Il presidente della Serbia, Aleksandr Vucic, ha allertato in queste ore le forze armate serbe affinché mantengano il massimo livello di prontezza ad un eventuale combattimento contro il vicino Kosovo. Lo ha annunciato il ministro della difesa serbo, Milos Vucevic, secondo il quale l'obiettivo di tale misura è quello di garantire "l'integrità territoriale e la sovranità della Serbia, proteggere i cittadini e prevenire qualsiasi forma terrorismo contro i serbi".

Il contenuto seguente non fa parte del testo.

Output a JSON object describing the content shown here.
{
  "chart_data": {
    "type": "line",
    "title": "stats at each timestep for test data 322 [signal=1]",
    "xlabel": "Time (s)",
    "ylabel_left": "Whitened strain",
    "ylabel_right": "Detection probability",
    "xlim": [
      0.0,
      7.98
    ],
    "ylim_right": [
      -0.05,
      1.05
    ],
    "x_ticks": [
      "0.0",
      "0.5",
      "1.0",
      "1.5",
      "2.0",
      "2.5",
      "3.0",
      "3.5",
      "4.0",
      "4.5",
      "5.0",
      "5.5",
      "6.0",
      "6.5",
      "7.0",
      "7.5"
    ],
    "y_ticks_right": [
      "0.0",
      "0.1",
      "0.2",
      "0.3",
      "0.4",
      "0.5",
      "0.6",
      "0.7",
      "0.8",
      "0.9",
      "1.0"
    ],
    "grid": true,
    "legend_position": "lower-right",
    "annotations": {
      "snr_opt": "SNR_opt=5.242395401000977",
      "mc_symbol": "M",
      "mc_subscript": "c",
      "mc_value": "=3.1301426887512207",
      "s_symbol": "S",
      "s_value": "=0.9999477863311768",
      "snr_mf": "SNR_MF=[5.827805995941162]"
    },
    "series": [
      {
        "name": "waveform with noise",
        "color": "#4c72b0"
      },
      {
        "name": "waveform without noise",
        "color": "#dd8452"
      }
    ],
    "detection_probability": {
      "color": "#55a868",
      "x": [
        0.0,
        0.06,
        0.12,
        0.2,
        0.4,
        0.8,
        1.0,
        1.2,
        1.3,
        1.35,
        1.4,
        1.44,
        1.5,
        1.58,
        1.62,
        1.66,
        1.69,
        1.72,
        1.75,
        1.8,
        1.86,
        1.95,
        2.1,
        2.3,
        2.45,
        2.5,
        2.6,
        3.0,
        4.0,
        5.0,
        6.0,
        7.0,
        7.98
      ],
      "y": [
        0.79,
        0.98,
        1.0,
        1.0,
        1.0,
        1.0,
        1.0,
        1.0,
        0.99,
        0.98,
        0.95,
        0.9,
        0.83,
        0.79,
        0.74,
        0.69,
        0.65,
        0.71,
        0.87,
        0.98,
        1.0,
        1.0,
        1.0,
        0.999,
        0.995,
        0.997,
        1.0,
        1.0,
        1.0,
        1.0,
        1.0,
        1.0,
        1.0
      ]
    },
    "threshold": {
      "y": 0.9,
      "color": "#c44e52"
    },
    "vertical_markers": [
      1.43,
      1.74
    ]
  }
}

A determinare questa escalation è il fatto che dal 10 dicembre alcuni serbi residenti in Kosovo hanno eretto blocchi stradali per protestare contro l'arresto di un ex-poliziotto serbo, paralizzando il traffico verso due valichi di frontiera con la Serbia. Quest'ultima, infatti, non riconosce l'indipendenza proclamata nel 2008 dalla sua ex provincia meridionale, il Kosovo, popolato per la maggioranza da albanesi, in cui vivono circa 120.000 serbi. Già a novembre era andata in scena una protesta simile contro la decisione (ora sospesa) di bandire le targhe serbe utilizzate in Kosovo.
Belgrado ha rafforzato la presenza militare serba lungo in confine con il Kosovo, posizionando 5000 soldati (attualmente erano 1500), posti sotto il diretto comando del capo di Stato maggiore serbo, Milan Mojsilovic, che ha sottolineato come "la situazione in Kosovo è complicata". Pattuglie della Nato Peacekeeping Force in Kosovo (Kfor) sono presenti nella zona delle tensioni, dove sono state coinvolte in una sparatoria avvenuta il 25 dicembre.
Dura la replica del primo ministro kosovaro Albin Kurti: "Credo che il timore dei nostri partner ed amici occidentali risieda nei legami tra Belgrado e Mosca. Non sappiamo in che modo questi possano diventare operativi nel caso di un aumento delle tensioni verso una escalation nella parte settentrionale del Paese".